Single stranded RNA (ssRNA) virus infection activates the retinoic acid inducible gene I (RIG-I)- mitochondrial antiviral signaling (MAVS) complex, a complex that coordinates the host innate immune response via the NF-kappaB and IRF3 pathways. Recent work has shown that the IkappaB kinase (IKK)gamma scaffolding protein is the final common adapter protein required by RIG-I.MAVS to activate divergent rate-limiting kinases downstream controlling the NF-kappaB and IRF3 pathways. Previously we discovered a ubiquitous IKKgamma splice-variant, IKKgammaDelta, that exhibits distinct signaling properties.

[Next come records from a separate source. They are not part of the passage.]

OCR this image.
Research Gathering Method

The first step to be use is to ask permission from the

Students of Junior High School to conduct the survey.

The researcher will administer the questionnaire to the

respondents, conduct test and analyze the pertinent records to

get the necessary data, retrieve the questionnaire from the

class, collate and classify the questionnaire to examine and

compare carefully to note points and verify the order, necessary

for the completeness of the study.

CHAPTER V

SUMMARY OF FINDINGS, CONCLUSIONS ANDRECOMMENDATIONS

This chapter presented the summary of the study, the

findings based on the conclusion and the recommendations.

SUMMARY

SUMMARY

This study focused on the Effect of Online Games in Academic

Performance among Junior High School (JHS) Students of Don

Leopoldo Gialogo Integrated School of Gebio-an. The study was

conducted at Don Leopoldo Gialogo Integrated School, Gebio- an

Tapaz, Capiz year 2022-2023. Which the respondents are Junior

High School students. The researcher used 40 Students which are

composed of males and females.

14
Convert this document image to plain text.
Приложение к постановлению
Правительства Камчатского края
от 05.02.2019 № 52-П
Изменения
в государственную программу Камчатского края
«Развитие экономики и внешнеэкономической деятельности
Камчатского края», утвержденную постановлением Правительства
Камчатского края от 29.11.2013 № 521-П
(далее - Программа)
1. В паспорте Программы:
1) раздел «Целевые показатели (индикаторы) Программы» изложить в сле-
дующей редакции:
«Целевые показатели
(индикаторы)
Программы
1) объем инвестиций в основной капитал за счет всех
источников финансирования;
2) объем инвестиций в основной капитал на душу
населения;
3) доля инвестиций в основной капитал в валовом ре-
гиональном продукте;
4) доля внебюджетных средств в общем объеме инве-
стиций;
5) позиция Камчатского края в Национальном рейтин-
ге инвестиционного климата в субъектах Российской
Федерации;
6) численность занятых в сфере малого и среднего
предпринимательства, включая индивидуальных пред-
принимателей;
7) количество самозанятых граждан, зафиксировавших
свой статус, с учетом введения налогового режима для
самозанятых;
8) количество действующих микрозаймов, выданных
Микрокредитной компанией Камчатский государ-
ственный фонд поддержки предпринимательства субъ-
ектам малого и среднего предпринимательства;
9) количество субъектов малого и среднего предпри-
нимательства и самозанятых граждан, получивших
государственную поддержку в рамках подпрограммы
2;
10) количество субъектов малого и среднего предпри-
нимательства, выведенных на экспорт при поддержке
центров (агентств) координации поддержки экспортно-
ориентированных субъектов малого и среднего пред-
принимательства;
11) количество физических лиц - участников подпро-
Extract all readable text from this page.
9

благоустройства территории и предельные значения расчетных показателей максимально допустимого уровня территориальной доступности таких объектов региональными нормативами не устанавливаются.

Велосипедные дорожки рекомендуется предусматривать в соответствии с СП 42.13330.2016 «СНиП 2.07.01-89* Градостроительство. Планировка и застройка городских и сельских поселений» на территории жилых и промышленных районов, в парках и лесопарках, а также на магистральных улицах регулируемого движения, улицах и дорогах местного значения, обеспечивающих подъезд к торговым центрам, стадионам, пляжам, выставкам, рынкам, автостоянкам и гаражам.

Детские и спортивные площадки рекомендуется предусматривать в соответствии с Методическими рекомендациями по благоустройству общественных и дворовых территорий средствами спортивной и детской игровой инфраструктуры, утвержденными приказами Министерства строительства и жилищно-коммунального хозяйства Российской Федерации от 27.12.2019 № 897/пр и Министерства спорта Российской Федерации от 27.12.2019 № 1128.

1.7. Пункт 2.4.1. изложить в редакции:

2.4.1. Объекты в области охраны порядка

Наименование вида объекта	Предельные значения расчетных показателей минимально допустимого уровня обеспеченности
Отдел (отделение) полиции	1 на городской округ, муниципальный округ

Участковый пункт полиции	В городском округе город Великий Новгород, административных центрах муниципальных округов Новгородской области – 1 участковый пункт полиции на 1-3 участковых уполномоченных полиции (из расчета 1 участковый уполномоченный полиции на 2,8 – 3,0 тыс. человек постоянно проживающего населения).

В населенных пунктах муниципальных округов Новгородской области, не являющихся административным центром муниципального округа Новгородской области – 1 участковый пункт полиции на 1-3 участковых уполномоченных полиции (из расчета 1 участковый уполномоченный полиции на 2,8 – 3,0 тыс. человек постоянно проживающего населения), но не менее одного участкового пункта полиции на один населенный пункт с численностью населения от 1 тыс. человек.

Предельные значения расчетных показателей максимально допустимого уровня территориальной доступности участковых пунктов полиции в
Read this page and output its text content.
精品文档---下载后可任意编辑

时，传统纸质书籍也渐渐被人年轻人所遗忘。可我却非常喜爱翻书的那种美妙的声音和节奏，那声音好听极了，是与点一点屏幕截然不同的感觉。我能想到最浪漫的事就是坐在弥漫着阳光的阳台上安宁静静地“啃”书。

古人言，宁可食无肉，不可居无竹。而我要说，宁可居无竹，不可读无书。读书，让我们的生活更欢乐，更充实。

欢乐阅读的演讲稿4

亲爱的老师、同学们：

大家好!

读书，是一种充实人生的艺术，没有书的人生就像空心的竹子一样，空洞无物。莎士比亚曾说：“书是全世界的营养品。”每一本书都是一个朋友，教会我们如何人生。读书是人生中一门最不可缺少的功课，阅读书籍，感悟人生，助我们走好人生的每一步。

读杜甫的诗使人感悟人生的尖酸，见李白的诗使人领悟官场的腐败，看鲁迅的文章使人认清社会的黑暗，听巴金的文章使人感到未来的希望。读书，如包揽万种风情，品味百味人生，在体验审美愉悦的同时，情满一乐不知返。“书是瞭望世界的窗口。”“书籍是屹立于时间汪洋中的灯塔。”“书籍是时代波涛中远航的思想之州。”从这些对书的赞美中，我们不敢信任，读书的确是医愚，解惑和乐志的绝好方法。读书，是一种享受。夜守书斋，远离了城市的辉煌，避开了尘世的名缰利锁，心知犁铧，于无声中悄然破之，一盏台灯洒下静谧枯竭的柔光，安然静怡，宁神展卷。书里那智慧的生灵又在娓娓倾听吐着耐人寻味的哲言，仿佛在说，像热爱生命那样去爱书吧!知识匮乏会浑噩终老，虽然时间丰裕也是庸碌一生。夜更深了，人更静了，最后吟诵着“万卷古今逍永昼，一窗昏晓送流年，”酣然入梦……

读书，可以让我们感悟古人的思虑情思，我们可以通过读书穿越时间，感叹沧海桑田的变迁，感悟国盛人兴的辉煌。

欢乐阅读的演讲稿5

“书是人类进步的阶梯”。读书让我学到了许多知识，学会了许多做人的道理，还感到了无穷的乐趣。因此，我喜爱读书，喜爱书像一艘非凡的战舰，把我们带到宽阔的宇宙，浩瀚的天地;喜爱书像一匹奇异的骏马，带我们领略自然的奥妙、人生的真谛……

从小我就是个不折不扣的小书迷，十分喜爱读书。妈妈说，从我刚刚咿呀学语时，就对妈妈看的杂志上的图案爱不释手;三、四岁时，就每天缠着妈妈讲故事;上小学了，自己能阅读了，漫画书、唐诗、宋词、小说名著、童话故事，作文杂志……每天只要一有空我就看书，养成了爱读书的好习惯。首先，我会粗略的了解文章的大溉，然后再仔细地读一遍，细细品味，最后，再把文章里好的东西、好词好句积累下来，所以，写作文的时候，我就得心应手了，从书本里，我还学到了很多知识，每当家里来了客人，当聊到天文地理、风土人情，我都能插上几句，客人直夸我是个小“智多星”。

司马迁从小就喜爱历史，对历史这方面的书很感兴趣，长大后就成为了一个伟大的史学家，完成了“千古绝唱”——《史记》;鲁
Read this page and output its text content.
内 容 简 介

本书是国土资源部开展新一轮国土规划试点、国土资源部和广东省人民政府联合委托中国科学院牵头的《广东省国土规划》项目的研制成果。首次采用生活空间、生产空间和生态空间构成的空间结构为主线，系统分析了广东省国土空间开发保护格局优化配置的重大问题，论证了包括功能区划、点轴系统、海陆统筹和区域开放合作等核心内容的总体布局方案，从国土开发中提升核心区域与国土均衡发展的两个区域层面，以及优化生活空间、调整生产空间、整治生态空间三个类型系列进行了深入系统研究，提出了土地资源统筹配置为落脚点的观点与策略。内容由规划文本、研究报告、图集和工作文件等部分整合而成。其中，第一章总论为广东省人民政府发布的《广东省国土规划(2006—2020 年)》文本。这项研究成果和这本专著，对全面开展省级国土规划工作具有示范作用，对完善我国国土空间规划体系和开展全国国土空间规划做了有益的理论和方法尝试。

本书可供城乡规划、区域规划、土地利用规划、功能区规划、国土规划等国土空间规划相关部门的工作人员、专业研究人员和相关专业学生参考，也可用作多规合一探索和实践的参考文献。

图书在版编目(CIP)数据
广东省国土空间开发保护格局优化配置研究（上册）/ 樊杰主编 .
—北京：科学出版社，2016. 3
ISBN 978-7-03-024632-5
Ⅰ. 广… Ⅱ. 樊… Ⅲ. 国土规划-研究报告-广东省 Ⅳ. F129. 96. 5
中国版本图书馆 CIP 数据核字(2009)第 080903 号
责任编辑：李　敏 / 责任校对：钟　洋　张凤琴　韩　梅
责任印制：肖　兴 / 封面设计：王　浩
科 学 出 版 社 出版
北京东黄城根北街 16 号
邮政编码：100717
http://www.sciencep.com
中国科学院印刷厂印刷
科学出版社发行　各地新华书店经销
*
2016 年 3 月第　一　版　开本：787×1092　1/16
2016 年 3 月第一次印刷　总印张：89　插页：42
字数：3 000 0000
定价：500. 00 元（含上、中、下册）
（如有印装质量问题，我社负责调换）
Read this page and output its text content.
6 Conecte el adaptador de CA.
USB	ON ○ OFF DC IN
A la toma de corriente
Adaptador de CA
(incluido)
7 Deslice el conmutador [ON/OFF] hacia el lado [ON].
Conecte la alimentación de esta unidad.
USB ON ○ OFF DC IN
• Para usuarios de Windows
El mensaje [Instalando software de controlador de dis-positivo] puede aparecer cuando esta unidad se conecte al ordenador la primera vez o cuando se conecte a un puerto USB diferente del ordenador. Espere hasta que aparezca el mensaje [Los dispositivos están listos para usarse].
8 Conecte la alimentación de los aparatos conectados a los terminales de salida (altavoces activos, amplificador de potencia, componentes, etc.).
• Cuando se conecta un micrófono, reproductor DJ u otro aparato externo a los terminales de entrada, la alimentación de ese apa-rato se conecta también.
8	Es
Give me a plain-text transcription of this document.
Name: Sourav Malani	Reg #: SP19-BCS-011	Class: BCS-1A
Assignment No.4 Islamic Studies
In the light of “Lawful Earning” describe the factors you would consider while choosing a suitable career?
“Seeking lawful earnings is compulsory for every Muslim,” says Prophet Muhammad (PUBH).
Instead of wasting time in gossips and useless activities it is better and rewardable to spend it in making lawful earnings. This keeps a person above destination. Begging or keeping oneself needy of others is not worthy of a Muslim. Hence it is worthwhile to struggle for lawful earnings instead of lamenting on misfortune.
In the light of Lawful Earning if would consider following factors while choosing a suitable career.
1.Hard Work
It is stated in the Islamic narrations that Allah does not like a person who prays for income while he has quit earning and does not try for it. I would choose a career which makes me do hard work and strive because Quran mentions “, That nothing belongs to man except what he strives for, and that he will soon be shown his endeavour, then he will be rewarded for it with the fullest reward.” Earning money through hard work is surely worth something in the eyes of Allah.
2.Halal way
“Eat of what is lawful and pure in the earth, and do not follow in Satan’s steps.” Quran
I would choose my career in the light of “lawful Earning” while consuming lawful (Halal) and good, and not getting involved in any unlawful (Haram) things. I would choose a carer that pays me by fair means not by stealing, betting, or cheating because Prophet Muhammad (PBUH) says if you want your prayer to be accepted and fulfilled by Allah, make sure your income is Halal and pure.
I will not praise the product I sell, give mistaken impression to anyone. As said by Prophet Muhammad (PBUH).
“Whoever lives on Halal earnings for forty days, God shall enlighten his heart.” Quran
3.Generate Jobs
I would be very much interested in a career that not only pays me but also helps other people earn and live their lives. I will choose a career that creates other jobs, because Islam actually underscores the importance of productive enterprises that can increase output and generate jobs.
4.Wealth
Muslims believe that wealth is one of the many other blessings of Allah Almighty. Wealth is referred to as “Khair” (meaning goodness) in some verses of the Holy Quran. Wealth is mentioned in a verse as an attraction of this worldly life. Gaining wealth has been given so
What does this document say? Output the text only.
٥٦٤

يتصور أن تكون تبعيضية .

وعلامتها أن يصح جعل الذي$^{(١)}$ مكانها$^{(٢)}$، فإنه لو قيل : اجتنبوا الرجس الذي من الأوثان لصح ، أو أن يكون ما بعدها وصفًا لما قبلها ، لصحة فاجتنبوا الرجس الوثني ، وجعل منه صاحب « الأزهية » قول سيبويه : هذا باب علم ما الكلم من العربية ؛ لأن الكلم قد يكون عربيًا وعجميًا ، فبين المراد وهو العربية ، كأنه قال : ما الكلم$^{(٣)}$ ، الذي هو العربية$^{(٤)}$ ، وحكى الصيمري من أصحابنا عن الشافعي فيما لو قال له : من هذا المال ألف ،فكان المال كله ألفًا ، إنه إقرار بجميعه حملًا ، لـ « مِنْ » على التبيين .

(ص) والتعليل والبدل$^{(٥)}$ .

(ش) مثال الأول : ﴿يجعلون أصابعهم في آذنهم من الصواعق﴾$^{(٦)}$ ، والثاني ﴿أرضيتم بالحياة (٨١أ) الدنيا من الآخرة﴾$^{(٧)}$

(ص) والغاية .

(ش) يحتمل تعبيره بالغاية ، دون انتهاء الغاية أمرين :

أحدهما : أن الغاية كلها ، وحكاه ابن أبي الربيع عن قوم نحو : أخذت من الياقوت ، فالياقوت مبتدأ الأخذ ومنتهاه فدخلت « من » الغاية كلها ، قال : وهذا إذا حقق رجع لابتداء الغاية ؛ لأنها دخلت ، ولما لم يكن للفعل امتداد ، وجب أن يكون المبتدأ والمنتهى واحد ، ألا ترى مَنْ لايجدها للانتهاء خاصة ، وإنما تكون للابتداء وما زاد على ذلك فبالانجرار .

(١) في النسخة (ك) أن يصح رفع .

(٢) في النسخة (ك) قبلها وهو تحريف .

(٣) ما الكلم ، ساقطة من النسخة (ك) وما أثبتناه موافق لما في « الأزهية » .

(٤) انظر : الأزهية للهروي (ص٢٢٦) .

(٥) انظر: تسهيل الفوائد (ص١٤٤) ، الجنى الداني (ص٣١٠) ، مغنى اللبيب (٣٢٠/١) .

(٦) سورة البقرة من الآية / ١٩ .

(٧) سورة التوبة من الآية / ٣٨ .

Methodology/principal findings: We examined the regulation and function of IKKgamma splice forms in response to ssRNA virus infection, a condition that preferentially induces full length IKKgamma-WT mRNA expression. In IKKgammaDelta-expressing cells, we found increased viral translation and cytopathic effect compared to those expressing full length IKKgamma-WT. IKKgammaDelta fails to support viral-induced IRF3 activation in response to ssRNA infections; consequently type I IFN production and the induction of anti-viral interferon stimulated genes (ISGs) are significantly attenuated. By contrast, ectopic RIG-I.MAVS or TNFalpha-induced canonical NF-kappaB activation is preserved in IKKgammaDelta expressing cells. Increasing relative levels of IKKgamma-WT to IKKgammaDelta (while keeping total IKKgamma constant) results in increased type I IFN expression. Conversely, overexpressing IKKgammaDelta (in a background of constant IKKgamma-WT expression) shows IKKgammaDelta functions as a dominant-negative IRF3 signaling inhibitor. IKKgammaDelta binds both IKK-alpha and beta, but not TANK and IKKepsilon, indicating that exon 5 encodes an essential TANK binding domain. Finally, IKKgammaDelta displaces IKKgammaWT from MAVS explaining its domainant negative effect.
Conclusions/significance: Relative endogenous IKKgammaDelta expression affects cellular selection of inflammatory/anti-viral pathway responses to ssRNA viral infection.